As I pondered those very human tendencies, a number of scripture verses suddenly came to mind. I thought of Isaiah 42:9 in which the Lord announces to a people enslaved and in exile that he would do new things for them and with them, including calling them to be a light to the nations, a blessing to the Gentiles. I thought of Ezekiel’s announcement of God’s intent to do major surgery on their souls, replacing their hearts of stone with hearts of flesh. Or again, of the Pentecost story in Acts in which timid disciples hiding behind locked doors find themselves thrust out into the streets of Jerusalem with words of testimony and gospel upon their lips, indifferent to the potential threats from religious leaders and Roman officials. God, it seems, is the great change agent who is not overly interested in status quo. Rather, scripture points to his relentless desire to draw, and sometimes push, us into newness and fullness of life in Christ, despite our predilection to want to play life and discipleship safe, to be solidly in control of our religious responses, and to keep God in our control rather than let the Lord control us.

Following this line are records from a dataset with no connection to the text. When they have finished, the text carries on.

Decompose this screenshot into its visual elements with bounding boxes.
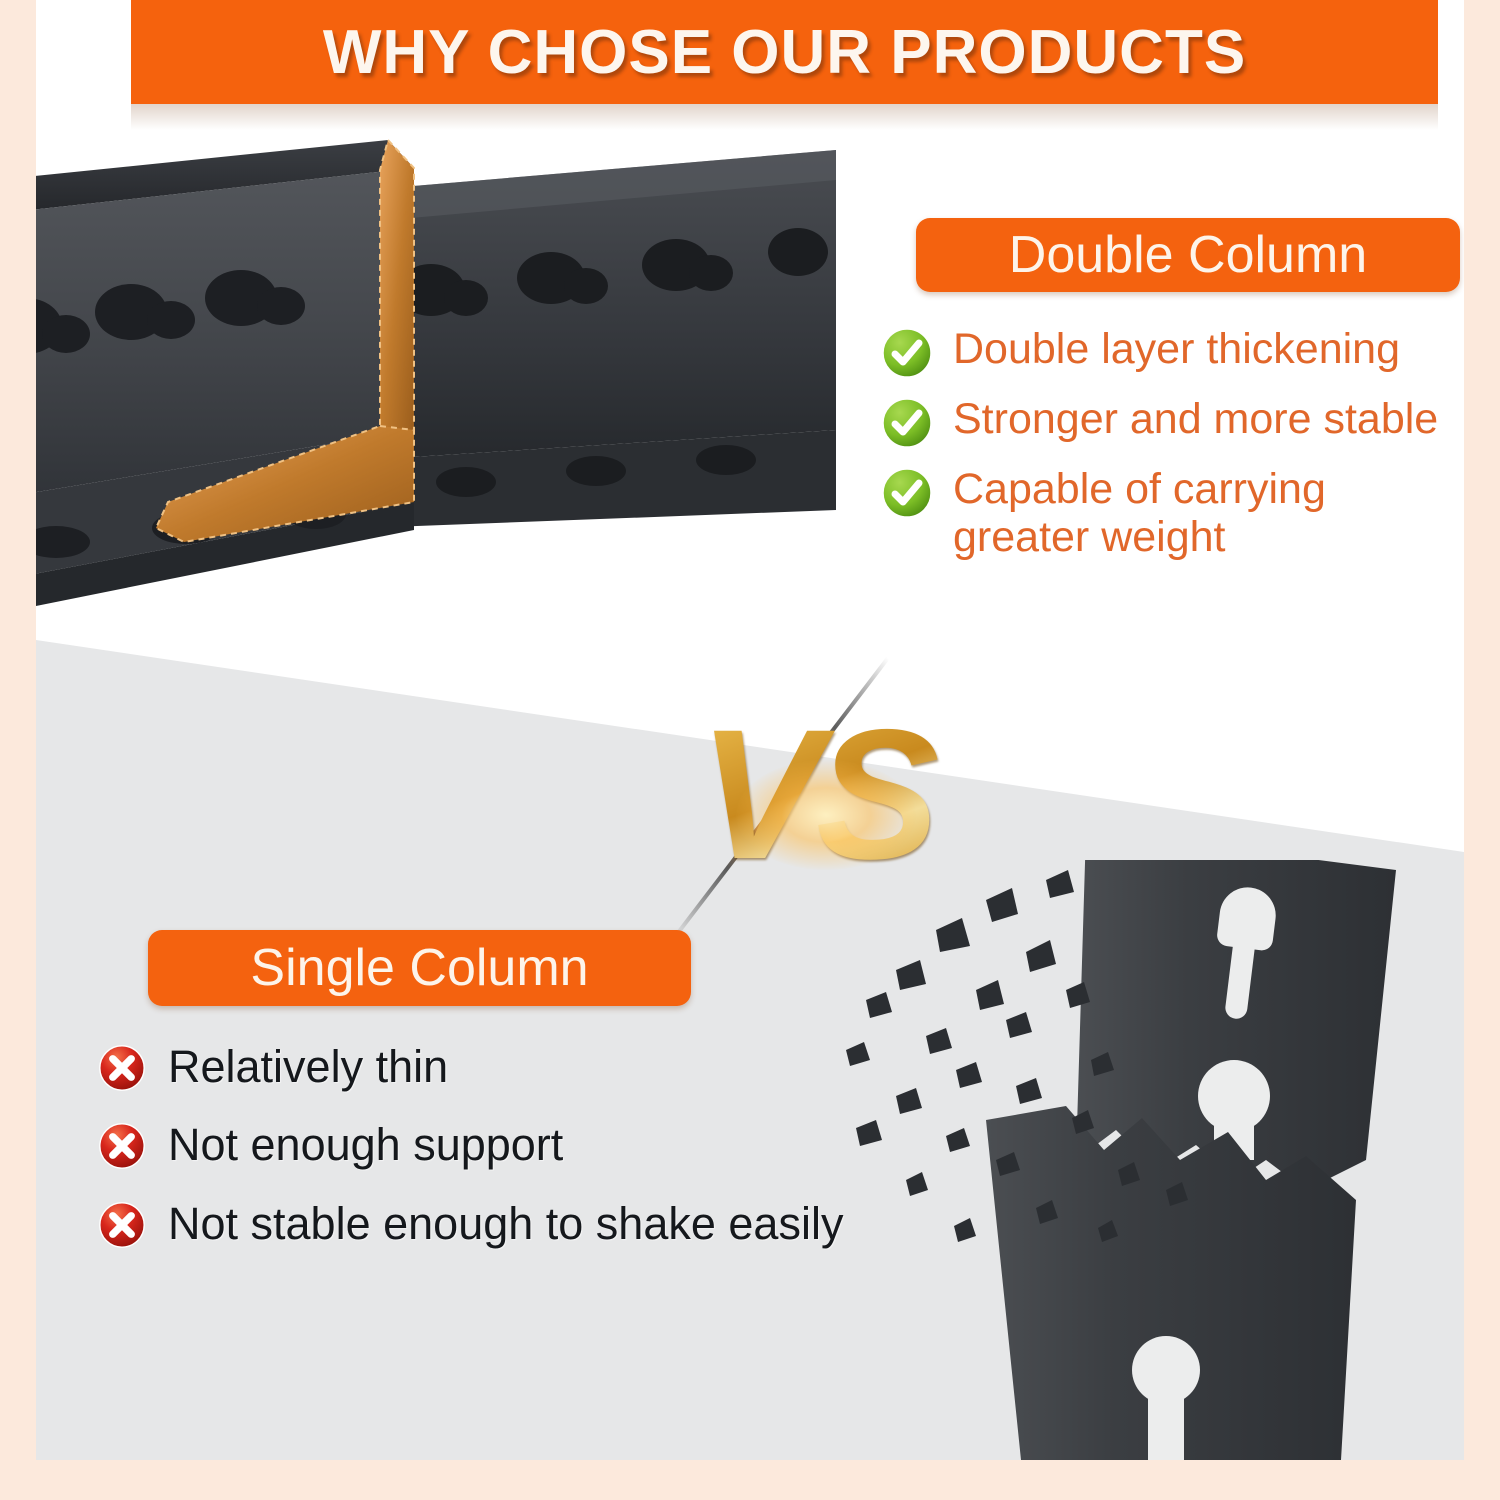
content-plate: VS WHY CHOSE OUR PRODUCTS Double Column bbox=[36, 0, 1464, 1460]
banner-shadow bbox=[131, 104, 1438, 130]
vs-label: VS bbox=[636, 650, 996, 940]
rail-front bbox=[36, 140, 414, 618]
comparison-infographic: VS WHY CHOSE OUR PRODUCTS Double Column bbox=[0, 0, 1500, 1500]
versus-divider: VS bbox=[636, 650, 996, 940]
list-item: Stronger and more stable bbox=[881, 395, 1461, 447]
badge-single-column: Single Column bbox=[148, 930, 691, 1006]
rail-back bbox=[366, 150, 836, 528]
list-item: Not stable enough to shake easily bbox=[98, 1199, 918, 1249]
cross-circle-icon bbox=[98, 1201, 146, 1249]
check-circle-icon bbox=[881, 467, 933, 519]
rail-illustration bbox=[36, 130, 836, 640]
list-item: Relatively thin bbox=[98, 1042, 918, 1092]
cross-circle-icon bbox=[98, 1122, 146, 1170]
list-item: Capable of carrying greater weight bbox=[881, 465, 1461, 561]
badge-double-column: Double Column bbox=[916, 218, 1460, 292]
single-column-drawbacks-list: Relatively thin Not enough support bbox=[98, 1042, 918, 1277]
double-column-benefits-list: Double layer thickening Stronger and mor… bbox=[881, 325, 1461, 579]
page-title: WHY CHOSE OUR PRODUCTS bbox=[131, 0, 1438, 104]
double-column-rail-photo bbox=[36, 130, 836, 640]
list-item-label: Not stable enough to shake easily bbox=[168, 1199, 843, 1249]
list-item: Double layer thickening bbox=[881, 325, 1461, 377]
copper-edge-vertical bbox=[380, 140, 414, 438]
header-banner: WHY CHOSE OUR PRODUCTS bbox=[131, 0, 1438, 104]
check-circle-icon bbox=[881, 397, 933, 449]
list-item: Not enough support bbox=[98, 1120, 918, 1170]
list-item-label: Stronger and more stable bbox=[953, 395, 1438, 443]
cross-circle-icon bbox=[98, 1044, 146, 1092]
list-item-label: Not enough support bbox=[168, 1120, 563, 1170]
list-item-label: Double layer thickening bbox=[953, 325, 1400, 373]
shattered-beam-illustration bbox=[836, 860, 1464, 1460]
check-circle-icon bbox=[881, 327, 933, 379]
broken-beam-photo bbox=[836, 860, 1464, 1460]
list-item-label: Capable of carrying greater weight bbox=[953, 465, 1461, 561]
list-item-label: Relatively thin bbox=[168, 1042, 448, 1092]
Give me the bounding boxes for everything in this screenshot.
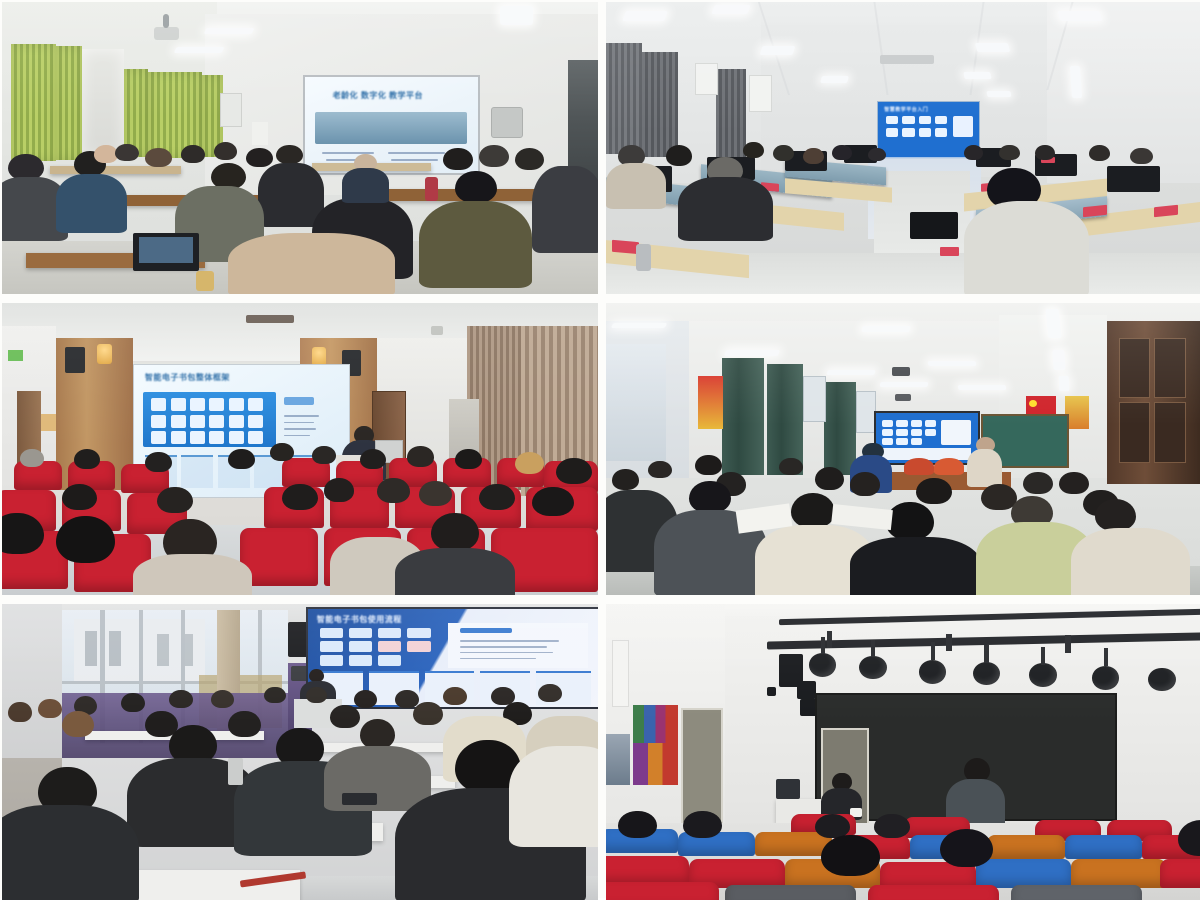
- attendee-head: [1095, 499, 1137, 531]
- attendee-head: [455, 171, 497, 203]
- flower-arrangement: [904, 458, 934, 476]
- attendee-body: [2, 805, 139, 900]
- wall-notice: [695, 63, 718, 94]
- building-window: [109, 631, 121, 667]
- attendee-head: [413, 702, 443, 726]
- speaker-bracket: [767, 687, 777, 696]
- attendee-head: [419, 481, 452, 506]
- locker-door: [1119, 402, 1151, 462]
- locker-door: [1154, 338, 1186, 398]
- collage-photo-bottom-left: 智能电子书包使用流程: [2, 604, 598, 900]
- attendee-head: [62, 484, 98, 510]
- tea-cup: [196, 271, 214, 291]
- wall-notice: [220, 93, 243, 127]
- ceiling-projector: [892, 367, 910, 376]
- attendee-body: [509, 746, 598, 847]
- screen-title: 老龄化 数字化 教学平台: [333, 90, 423, 101]
- attendee-head: [181, 145, 205, 163]
- building-window: [157, 634, 169, 667]
- attendee-head: [431, 513, 479, 551]
- locker-door: [1119, 338, 1151, 398]
- wall-speaker: [431, 326, 443, 335]
- wall-notice: [612, 640, 629, 707]
- window: [606, 344, 666, 461]
- attendee-head: [121, 693, 145, 712]
- ceiling-light: [760, 46, 796, 55]
- attendee-head: [479, 145, 509, 167]
- attendee-head: [916, 478, 952, 504]
- laptop-screen: [139, 237, 193, 263]
- attendee-body: [678, 177, 773, 241]
- attendee-coat: [228, 233, 395, 294]
- attendee-head: [264, 687, 285, 703]
- attendee-head: [354, 690, 378, 708]
- attendee-head: [515, 452, 545, 474]
- window-curtain: [716, 69, 746, 162]
- wall-poster: [698, 376, 723, 429]
- attendee-head: [815, 467, 845, 490]
- ceiling-projector: [154, 27, 179, 40]
- speaker: [65, 347, 85, 373]
- attendee-head: [360, 719, 396, 749]
- attendee-head: [479, 484, 515, 510]
- attendee-body: [133, 554, 252, 595]
- ceiling-light: [1052, 350, 1065, 370]
- attendee-head: [228, 711, 261, 738]
- attendee-head: [20, 449, 44, 467]
- collage-photo-top-right: 智慧教学平台入门: [606, 2, 1200, 294]
- ceiling-light: [820, 76, 849, 83]
- window-curtain: [642, 52, 678, 157]
- ceiling-light: [724, 350, 780, 356]
- ceiling-light: [963, 72, 991, 79]
- thermos: [228, 758, 243, 785]
- attendee-head: [211, 690, 235, 708]
- ceiling-speaker: [895, 394, 910, 402]
- attendee-head: [1035, 145, 1055, 160]
- ceiling-light: [927, 361, 976, 366]
- attendee-head: [1059, 472, 1089, 494]
- attendee-body: [1071, 528, 1190, 595]
- window-glass: [803, 376, 826, 422]
- attendee-head: [270, 443, 294, 461]
- air-vent: [880, 55, 934, 64]
- ceiling-light: [500, 6, 533, 25]
- attendee-head: [940, 829, 994, 867]
- attendee-head: [832, 145, 851, 160]
- attendee-head: [538, 684, 562, 702]
- attendee-head: [312, 446, 336, 464]
- attendee-head: [395, 690, 419, 708]
- stage-light: [1148, 668, 1175, 692]
- flower-arrangement: [934, 458, 964, 476]
- attendee-head: [360, 449, 387, 469]
- wall-photo: [606, 734, 630, 784]
- presenter-body: [967, 449, 1003, 487]
- wall-sconce: [97, 344, 112, 364]
- stage-light: [859, 656, 886, 680]
- attendee-body: [258, 163, 324, 227]
- attendee-head: [115, 144, 139, 162]
- attendee-head: [377, 478, 410, 503]
- ceiling-light: [826, 370, 875, 375]
- attendee-head: [145, 148, 172, 167]
- attendee-head: [964, 145, 983, 160]
- attendee-head: [246, 148, 273, 167]
- attendee-head: [443, 148, 473, 170]
- attendee-head: [211, 163, 247, 189]
- attendee-head: [648, 461, 672, 479]
- ceiling-light: [862, 326, 911, 332]
- ceiling-light: [880, 382, 928, 387]
- attendee-head: [773, 145, 794, 161]
- screen-title: 智能电子书包整体框架: [145, 372, 230, 383]
- ceiling-light: [622, 11, 667, 21]
- window-curtain: [11, 44, 56, 161]
- projector-mount: [163, 14, 170, 29]
- interactive-display[interactable]: [874, 411, 979, 465]
- attendee-head: [228, 449, 255, 469]
- attendee-head: [455, 449, 482, 469]
- attendee-head: [868, 148, 886, 161]
- ceiling-projector: [246, 315, 294, 324]
- window-curtain: [824, 382, 857, 475]
- screen-title: 智能电子书包使用流程: [317, 614, 402, 625]
- attendee-head: [145, 452, 172, 472]
- ceiling-light: [203, 28, 254, 34]
- left-wall: [2, 604, 62, 767]
- window-curtain: [606, 43, 642, 154]
- collage-photo-middle-right: [606, 303, 1200, 595]
- attendee-head: [1089, 145, 1110, 161]
- attendee-head: [803, 148, 824, 164]
- attendee-head: [330, 705, 360, 729]
- collage-photo-middle-left: 智能电子书包整体框架: [2, 303, 598, 595]
- thermos: [636, 244, 651, 270]
- attendee-body: [850, 537, 981, 595]
- attendee-head: [214, 142, 238, 160]
- attendee-head: [324, 478, 354, 501]
- attendee-head: [618, 811, 657, 838]
- attendee-body: [964, 201, 1089, 294]
- window-glass: [82, 49, 124, 157]
- wall-panel: [491, 107, 523, 138]
- attendee-head: [743, 142, 764, 158]
- attendee-head: [791, 493, 836, 528]
- collage-photo-top-left: 老龄化 数字化 教学平台: [2, 2, 598, 294]
- attendee-head: [276, 145, 303, 164]
- attendee-head: [74, 449, 101, 469]
- locker-door: [1154, 402, 1186, 462]
- attendee-head: [169, 690, 193, 708]
- attendee-head: [874, 814, 910, 838]
- wall-poster: [633, 743, 678, 784]
- attendee-head: [38, 699, 62, 718]
- building-window: [85, 631, 97, 667]
- monitor: [776, 779, 800, 800]
- ceiling-light: [173, 47, 224, 53]
- attendee-head: [556, 458, 592, 484]
- attendee-head: [306, 687, 327, 703]
- wall-notice: [749, 75, 772, 112]
- attendee-head: [56, 516, 116, 563]
- attendee-body: [324, 746, 431, 811]
- attendee-head: [1130, 148, 1153, 164]
- attendee-head: [779, 458, 803, 476]
- attendee-head: [999, 145, 1019, 160]
- stage-light: [809, 653, 836, 677]
- ceiling-light: [974, 43, 1009, 52]
- door[interactable]: [681, 708, 724, 824]
- ceiling-light: [987, 91, 1012, 97]
- pa-speaker: [797, 681, 816, 699]
- ceiling-light: [957, 385, 1005, 390]
- attendee-head: [282, 484, 318, 510]
- ceiling-light: [611, 323, 667, 328]
- ceiling-light: [712, 5, 751, 14]
- stage-light: [919, 660, 946, 684]
- monitor: [910, 212, 958, 238]
- photo-collage: 老龄化 数字化 教学平台: [0, 0, 1200, 898]
- attendee-head: [689, 481, 731, 513]
- stage-light: [973, 662, 1000, 686]
- name-card: [940, 247, 959, 256]
- attendee-body: [606, 163, 666, 210]
- water-bottle: [425, 177, 438, 200]
- attendee-body: [419, 201, 532, 289]
- presenter-body: [342, 168, 390, 203]
- attendee-head: [886, 502, 934, 540]
- wall-notice: [41, 414, 56, 432]
- wall-sconce: [312, 347, 326, 366]
- ceiling-light: [1057, 11, 1102, 21]
- window-curtain: [722, 358, 764, 475]
- attendee-head: [695, 455, 722, 475]
- attendee-head: [821, 835, 881, 876]
- ceiling-light: [1059, 376, 1069, 391]
- attendee-body: [532, 166, 598, 254]
- smartphone: [342, 793, 378, 805]
- collage-photo-bottom-right: [606, 604, 1200, 900]
- attendee-head: [157, 487, 193, 513]
- window-curtain: [56, 46, 83, 160]
- attendee-head: [443, 687, 467, 705]
- attendee-body: [56, 174, 128, 232]
- attendee-head: [683, 811, 722, 838]
- attendee-head: [62, 711, 95, 738]
- attendee-head: [612, 469, 639, 489]
- attendee-head: [515, 148, 545, 170]
- monitor: [1107, 166, 1161, 192]
- attendee-head: [8, 702, 32, 723]
- attendee-head: [8, 154, 44, 180]
- exit-sign: [8, 350, 23, 362]
- attendee-head: [1023, 472, 1053, 494]
- screen-title: 智慧教学平台入门: [884, 106, 928, 113]
- wall-notice: [252, 122, 267, 145]
- stage-light: [1029, 663, 1056, 687]
- attendee-head: [850, 472, 880, 495]
- attendee-head: [532, 487, 574, 516]
- stage-light: [1092, 666, 1119, 690]
- screen-watermark: [948, 699, 950, 705]
- attendee-body: [395, 548, 514, 595]
- attendee-head: [666, 145, 693, 165]
- attendee-head: [407, 446, 434, 466]
- ceiling-light: [1070, 66, 1082, 98]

I certainly don’t believe every change that beckons or is thrust upon us is necessarily from the Lord. (One individual suggested Windows 8 is from the Devil, while of course many would say Microsoft is the Devil!) I also know the danger of being so indiscriminately eager for any and every “new thing” that we become “tossed to and fro by every shifting wind” of doctrine, commercial fad and human folly. But be it the endless technological shifts to which we might adapt, or any other situation of change that we encounter and must discern if and how we might respond, the deeper question is whether we are cultivating a heart attitude that will be responsive to the new into which God may be desiring to lead us: the new and deeper intimacy, the new and greater dependence on his grace, the new and more honest surrender to him of our sins and fears and brokenness, the new and more willing obedience to the call of Christ and the empowering of the Spirit.
Whether I like it or not, I will learn how to cope and navigate through Windows 8, as I will through all kinds of other changes and challenges that life will throw at me. But God, please save us from all and any grumpy, curmudgeonly resistance to the promptings and beckoning of the new, the deeper, the more of your Kingdom’s call!